François Jullien : Elle a fait de la différence, découplée de la ressemblance, son fer de lance contre la pensée de l’Être en visant à renverser la métaphysique. Elle s’inspirait en cela de Nietzsche : il faut remonter à la différence des forces qui sont actives ou réactives, séparant les « forts » et les « faibles ». Comme aussi de la linguistique de Saussure : la langue n’est faite que de différences, tant du point de vue du signifiant que du signifié – s’y dissout la pensée d’un noyau d’ « être » comme entité. De là que « faire la différence » à été le grand mot d’ordre de la pensée française des années 68. Chez Foucault contre la classique « histoire des idées » : ce qu’il a nommé l’« archéologie » du savoir vise à rendre compte de différences qui ne se laissent pas réduire à l’unité et l’identité — que ce soient celles d’une « œuvre », d’une « tradition », ou de l’« esprit » d’une époque — car il faut accepter le disparate effectif des distributions, l’hétérogène et sa dispersion, et ceux-ci sont irrésorbables. Chez Deleuze pour qui de la différence vient l’intensité : la différence est le « fond » vibrant, fourmillant, des choses, en deçà des limitations et des oppositions qui n’en sont que des effets de surface. Il faudra donc s’attacher à « la différence en elle-même » ou mieux affirmer la différence : « la différence est derrière toute chose », mais « derrière la différence, il n’y a rien ». Chez Derrida enfin revenant à la nature différentielle du signe en même temps que tirant parti de l’autre sens du verbe « différer », au sens de différer dans le temps ou de retarder : la fonction du signe étant toujours de renvoi, tout se voit pris dans un mouvement de différance qui fait que l’être ne se présente jamais dans sa présence – Or, « être, c’est être présent », disait depuis les Grecs la métaphysique. C’est pourquoi la pensée de la Différence, ébranlant l’Un, l’identité, la re-présentation, et prônant par conséquent le décentrement, a mis ainsi en cause la Conscience, dans sa présence unitaire à soi ; et, par suite, la souveraineté du Sujet, travaillé qu’il est désormais par la différence et donc « fêlé » à jamais.

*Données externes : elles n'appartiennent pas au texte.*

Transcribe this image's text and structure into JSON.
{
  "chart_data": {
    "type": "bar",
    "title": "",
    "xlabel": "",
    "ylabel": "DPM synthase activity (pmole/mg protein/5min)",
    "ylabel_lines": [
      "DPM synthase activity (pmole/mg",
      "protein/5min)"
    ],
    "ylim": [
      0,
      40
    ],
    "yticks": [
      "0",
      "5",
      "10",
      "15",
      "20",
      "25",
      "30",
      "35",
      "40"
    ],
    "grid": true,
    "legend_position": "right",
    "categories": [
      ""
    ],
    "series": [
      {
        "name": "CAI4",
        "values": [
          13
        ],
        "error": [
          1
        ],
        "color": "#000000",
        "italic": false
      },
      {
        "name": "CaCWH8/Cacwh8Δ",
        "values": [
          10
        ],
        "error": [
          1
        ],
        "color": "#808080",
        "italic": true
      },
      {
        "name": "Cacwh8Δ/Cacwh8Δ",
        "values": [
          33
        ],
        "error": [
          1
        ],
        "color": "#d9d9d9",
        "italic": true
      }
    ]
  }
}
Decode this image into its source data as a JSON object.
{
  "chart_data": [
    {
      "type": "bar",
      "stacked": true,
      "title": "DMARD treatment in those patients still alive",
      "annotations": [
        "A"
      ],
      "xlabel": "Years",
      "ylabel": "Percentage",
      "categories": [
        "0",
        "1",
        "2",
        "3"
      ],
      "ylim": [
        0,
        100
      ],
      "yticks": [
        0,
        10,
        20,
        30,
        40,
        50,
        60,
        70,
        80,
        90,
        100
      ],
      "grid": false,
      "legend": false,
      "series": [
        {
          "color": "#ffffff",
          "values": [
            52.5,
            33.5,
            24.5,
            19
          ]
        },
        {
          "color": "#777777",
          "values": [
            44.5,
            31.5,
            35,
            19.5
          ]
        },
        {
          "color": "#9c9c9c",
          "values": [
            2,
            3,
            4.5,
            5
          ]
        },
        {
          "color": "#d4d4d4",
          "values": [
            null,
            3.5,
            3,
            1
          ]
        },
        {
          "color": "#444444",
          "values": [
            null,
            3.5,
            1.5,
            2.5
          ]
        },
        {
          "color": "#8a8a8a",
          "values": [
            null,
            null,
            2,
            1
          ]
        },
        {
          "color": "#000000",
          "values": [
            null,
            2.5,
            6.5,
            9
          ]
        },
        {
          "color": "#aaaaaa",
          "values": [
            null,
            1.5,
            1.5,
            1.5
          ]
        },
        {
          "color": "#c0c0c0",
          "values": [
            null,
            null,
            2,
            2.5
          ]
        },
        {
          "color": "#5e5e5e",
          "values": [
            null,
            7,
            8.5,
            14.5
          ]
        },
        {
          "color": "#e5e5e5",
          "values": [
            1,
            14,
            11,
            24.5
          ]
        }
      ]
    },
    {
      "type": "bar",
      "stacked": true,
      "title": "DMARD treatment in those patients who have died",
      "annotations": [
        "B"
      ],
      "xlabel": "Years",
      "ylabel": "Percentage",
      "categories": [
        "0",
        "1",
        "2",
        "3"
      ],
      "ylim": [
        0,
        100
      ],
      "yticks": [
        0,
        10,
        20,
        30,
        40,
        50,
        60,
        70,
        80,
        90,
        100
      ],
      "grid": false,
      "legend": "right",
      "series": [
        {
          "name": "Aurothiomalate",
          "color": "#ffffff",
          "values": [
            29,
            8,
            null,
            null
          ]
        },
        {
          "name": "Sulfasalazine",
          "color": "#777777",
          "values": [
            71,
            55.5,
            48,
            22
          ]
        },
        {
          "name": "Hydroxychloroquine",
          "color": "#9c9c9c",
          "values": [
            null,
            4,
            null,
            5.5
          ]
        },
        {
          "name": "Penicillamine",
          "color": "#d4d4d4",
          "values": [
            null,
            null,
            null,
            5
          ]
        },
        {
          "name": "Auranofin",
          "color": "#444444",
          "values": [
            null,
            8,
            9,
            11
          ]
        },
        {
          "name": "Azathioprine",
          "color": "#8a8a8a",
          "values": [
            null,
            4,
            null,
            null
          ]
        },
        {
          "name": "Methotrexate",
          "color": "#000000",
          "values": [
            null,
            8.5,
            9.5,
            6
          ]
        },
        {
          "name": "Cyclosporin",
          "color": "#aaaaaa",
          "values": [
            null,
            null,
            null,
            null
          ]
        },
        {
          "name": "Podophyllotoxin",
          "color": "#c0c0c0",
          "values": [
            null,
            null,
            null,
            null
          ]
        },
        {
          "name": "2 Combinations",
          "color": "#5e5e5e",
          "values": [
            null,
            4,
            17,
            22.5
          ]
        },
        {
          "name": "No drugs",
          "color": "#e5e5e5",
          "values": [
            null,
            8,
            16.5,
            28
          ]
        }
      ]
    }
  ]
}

Pouvoirs locaux : À quoi peut nous servir encore cette élaboration ?

François Jullien : Je crois qu’elle a été très féconde pour saper la notion confortable de « fondement » sur laquelle reposaient trop commodément la pensée de l’Être et la métaphysique. Pour penser l’« ordre » du discours et la constitution des savoirs  (Foucault) ; ou pour rendre compte de l’art contemporain libéré de la représentation et conçu dans sa capacité d’une multiplicité de perspectives (Deleuze) ; ou pour inquiéter le vieux mythe de la présence assignable, et donc d’un « présent vivant » auquel on aurait d’emblée accès (Derrida). Reste à se demander quel serait le gain décisif de cette puissante élaboration de la Différence dans l’ordre de la pensée éthique et politique, par-delà la remise en question de l’humanisme et son soupçon de « répression » à l’égard de toute forme d’autorité. D’autre part, « renverser » – le grand mot d’ordre de cette pensée de la Différence – permet-il effectivement de s’affranchir de ce qu’on a renversé ? En triomphant de son opposé, ne reste-t-on pas sur le terrain, et donc dans les termes du Même ? Célébrer les « anarchies couronnées » peut-il ouvrir une politique ? Plutôt que d’ostensiblement « renverser », mais par là d’en rester dans les rets de termes qui ne sont qu’inversés, ne faudrait-il pas commencer plus discrètement d’ouvrir un écart vis-à-vis d’eux et, s’en  « écartant », quittant donc le terrain précédent, faire apparaître de nouveaux possibles dans la pensée 8

Pouvoirs locaux : Vous en revenez à votre philosophie de l’écart. En quoi celle-ci peut-elle nous servir aujourd’hui sur le terrain éthique et politique ?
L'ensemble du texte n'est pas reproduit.